Bundestagsrede von Wolfgang Strengmann-Kuhn 18.12.2008

Mittelstandsförderung

Vizepräsidentin Dr. h. c. Susanne Kastner:

Nächster Redner ist der Kollege Dr. Wolfgang Strengmann-Kuhn, Bündnis 90/Die Grünen.

Dr. Wolfgang Strengmann-Kuhn (BÜNDNIS 90/ DIE GRÜNEN):

Frau Präsidentin! Liebe Kolleginnen und Kollegen! Verehrte Zuschauerinnen und Zuschauer! Die Grünen sind eine Partei, für die die Förderung von kleinen und mittleren Unternehmen sowie von Innovation schon immer eine wichtige Rolle gespielt hat. Insofern finden wir es grundsätzlich gut, wenn die Koalitionsfraktionen die Bundesregierung auffordern, etwas für kleine und mittlere Unternehmen zu tun. Aber wie Frau Flach schon sagte, kommt das nach drei Jahren vielleicht ein bisschen zu spät.

(Beifall beim BÜNDNIS 90/DIE GRÜNEN)

Sie haben noch ein Jahr Zeit. Vielleicht passiert etwas.

Das Schauspiel, das sich hier darbietet, ist interessant. Da die Regierungsfraktionen die Regierung befragen, überrascht es nicht, dass dabei eine Antwort herauskommt, die nur so vor Eigenlob strotzt. Es scheint auch alles irgendwie sehr gut zu sein. Aber wenn man sich das genauer anschaut, wenn man die rosarote Brille der Bundesregierung absetzt und sich andere Quellen ansieht, zum Beispiel die Studie "Innovationsindikator Deutsch-land 2008", dann stellt man nicht fest, dass Deutschland an der Spitze steht, sondern man sieht, dass es Mittelmaß ist und auf Platz 8 von 17 untersuchten Ländern steht, wobei Schweden, die Schweiz, die USA, Finnland und Dänemark an der Spitze sind. Man findet also wieder einmal skandinavische Länder an der Spitze. Dahin sollte man vielleicht schauen, wenn man Vorbilder sucht.

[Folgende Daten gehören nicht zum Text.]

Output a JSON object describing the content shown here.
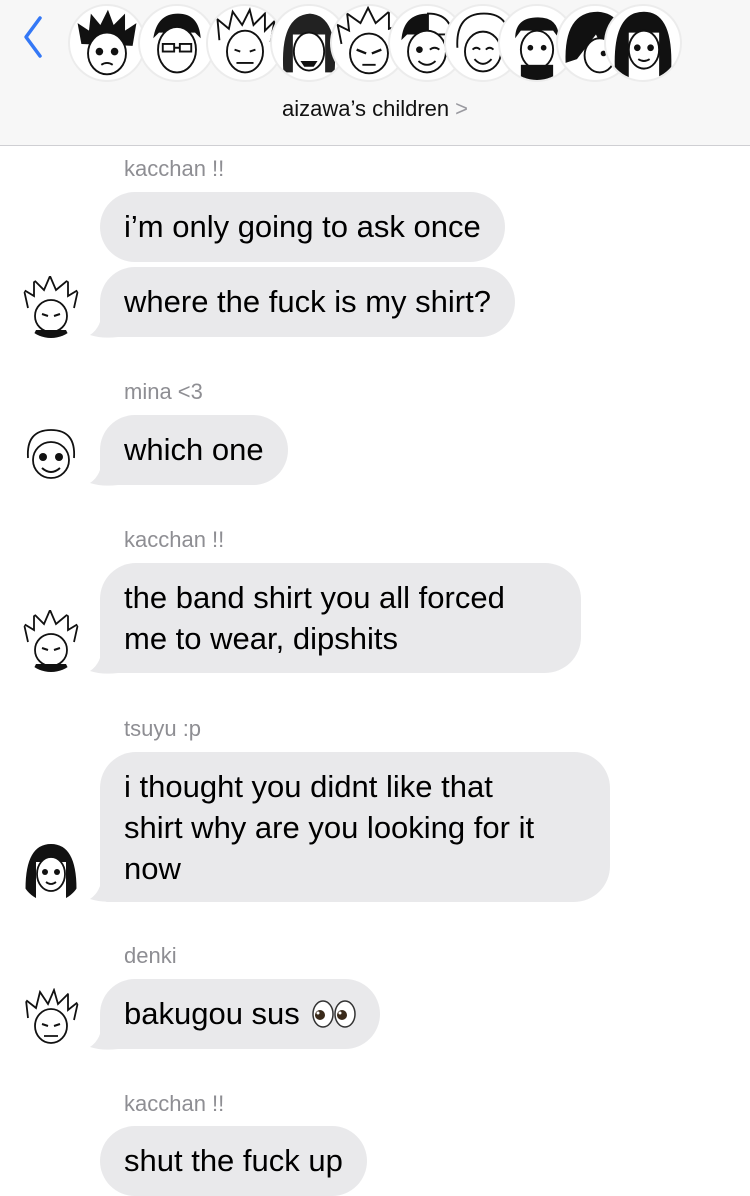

Auch das Gutachten 2008 der von der Bundesregierung eingesetzten Expertenkommission für Forschung und Innovation, EFI, stellt erhebliche Mängel bei der Förderung der Innovationen fest. Ein wichtiger Hemmschuh für Innovationen, so die beiden Studien, ist die mangelnde Bildung. In dieser Hinsicht müssen wir noch viel tun. Wir wissen nicht erst seit PISA, dass es um die Bildung in Deutschland schlecht bestellt ist. In diesem Zusammenhang liegt in der ökonomischen Krise tatsächliche eine Chance. Wenn man bedenkt, dass die Bildungsausgaben bei etwa 5 Prozent des BIP liegen, im OECD-Durchschnitt aber bei ungefähr 6 Prozent, dann sieht man, dass diese Lücke von 1 Prozent mit einem Investitionsvolumen geschlossen werden könnte, das dem Investitionsprogramm entspricht, das der Sachverständigenrat vorschlägt. Geben Sie sich einen Ruck! Nutzen Sie die Chance, handeln Sie und legen Sie ein Investi-tionsprogramm für Bildung und Innovationen auf! Das nützt der Gesellschaft und den kleineren und mittleren Unternehmen.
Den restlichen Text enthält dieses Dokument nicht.